For most partners, the three systems are major arcana, and, as they compare their $100 (or million) to that of their competitors, they assume both are calculated the same way. "We had the anomalous situation where someone would say, I'm making a $100, if I went across the street I could make $105, but calculated the way everyone else did, they were making $120 but didn't know it," says MacKinnon. In 2003, Bennett Jones moved to stating income on the partial accrual basis, like every other firm on Bay Street.

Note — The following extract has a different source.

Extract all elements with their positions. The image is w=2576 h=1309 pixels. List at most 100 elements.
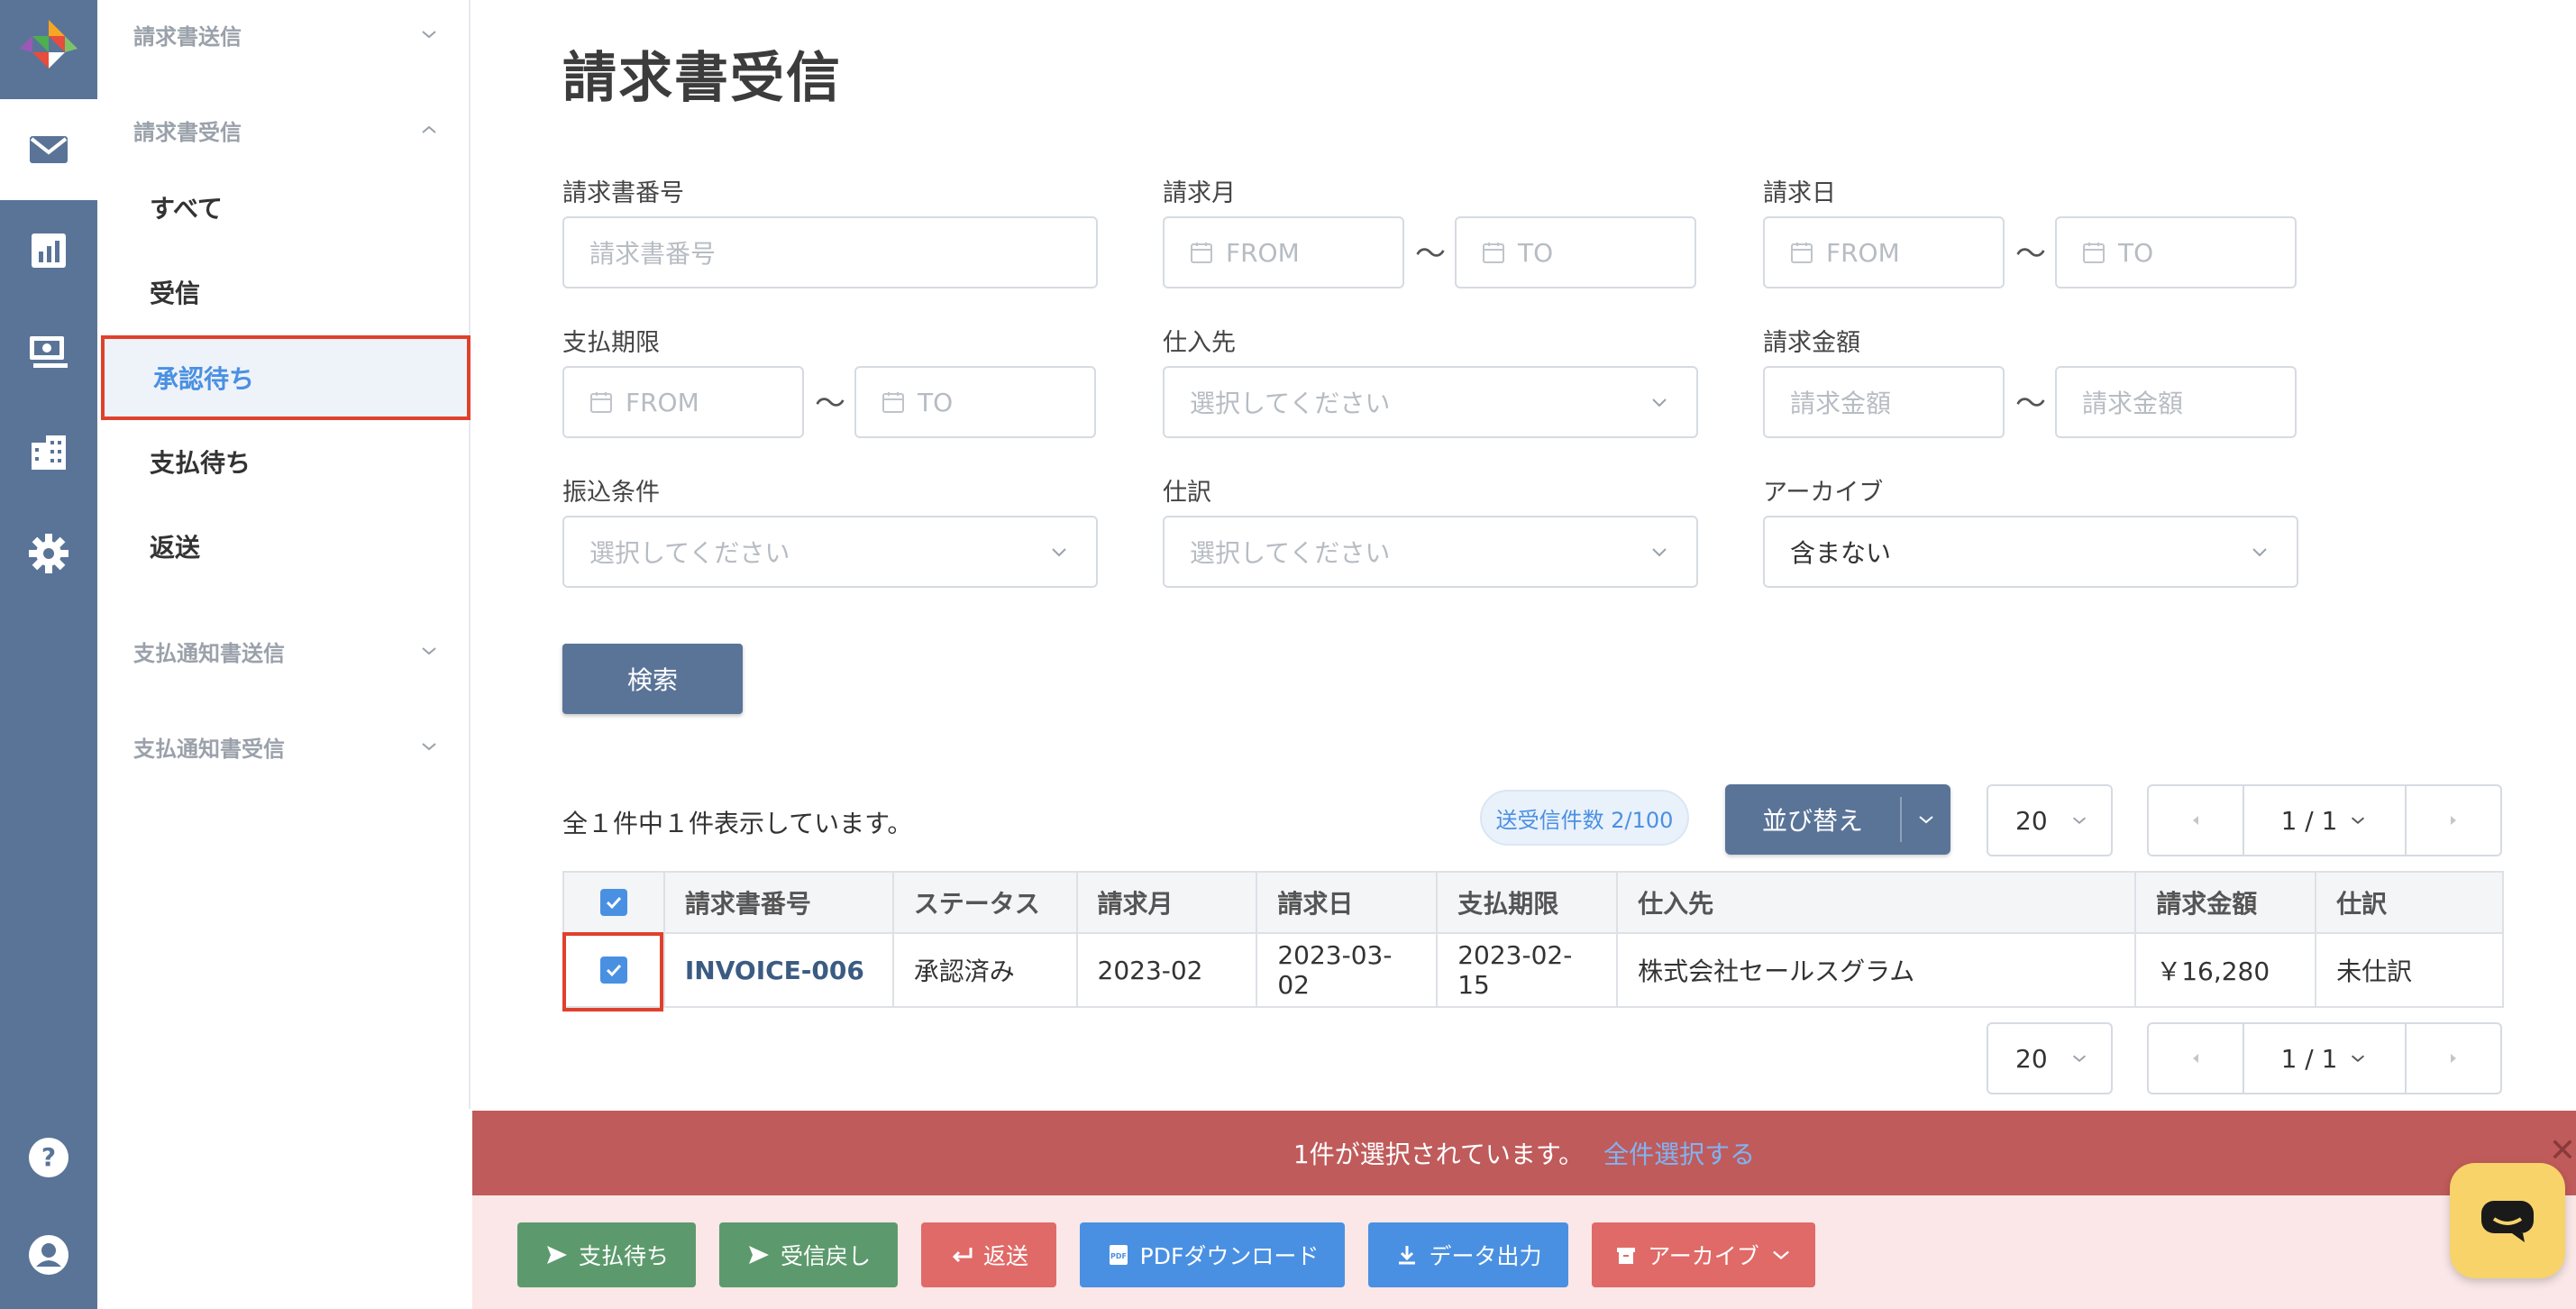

The firm's concession to the prevailing Bay Street standard, which, over the last five years, has become the national standard, underscores the impact the war for talent and partner mobility have had on compensation systems. Although the minute intricacies of their systems are jealously guarded by many firms as one of their "competitive advantages," the compensation negotiations that form such a crucial part of lateral recruitment have "opened up" most of these secrets and led to a certain degree of convergence among major firms.
For many partners, the issue is not "Am I being treated fairly within the firm?" The real issue is "How do I compare to the competition?" It is that attitude and the availability of comparative information-not all of it, mind you, accurate-that killed lockstep. The awareness of partners that they may very well change firms at some future point in their careers is killing the retrospective split. And the move of firms like Bennett Jones from stating earnings on a cash-in-hand basis to modified accrual illustrates how, in the war for talent, the thing that's often talking the most is money.
The firms that continue to adhere to the closed compensation system face similar issues. While their partners can't compare themselves to each other, they do compare themselves to the market. And that makes the burden of the split harder, especially when rewarding top performers is crucial to the long-term success of the firm. "The onus on us to do the right thing is much greater than in an open compensation system," says Ava Yaskiel at Ogilvy Renault. "We better get it right."
If they don't, split time may take on an entirely new meaning.
Marzena Czarnecka is a Lexpert staff writer.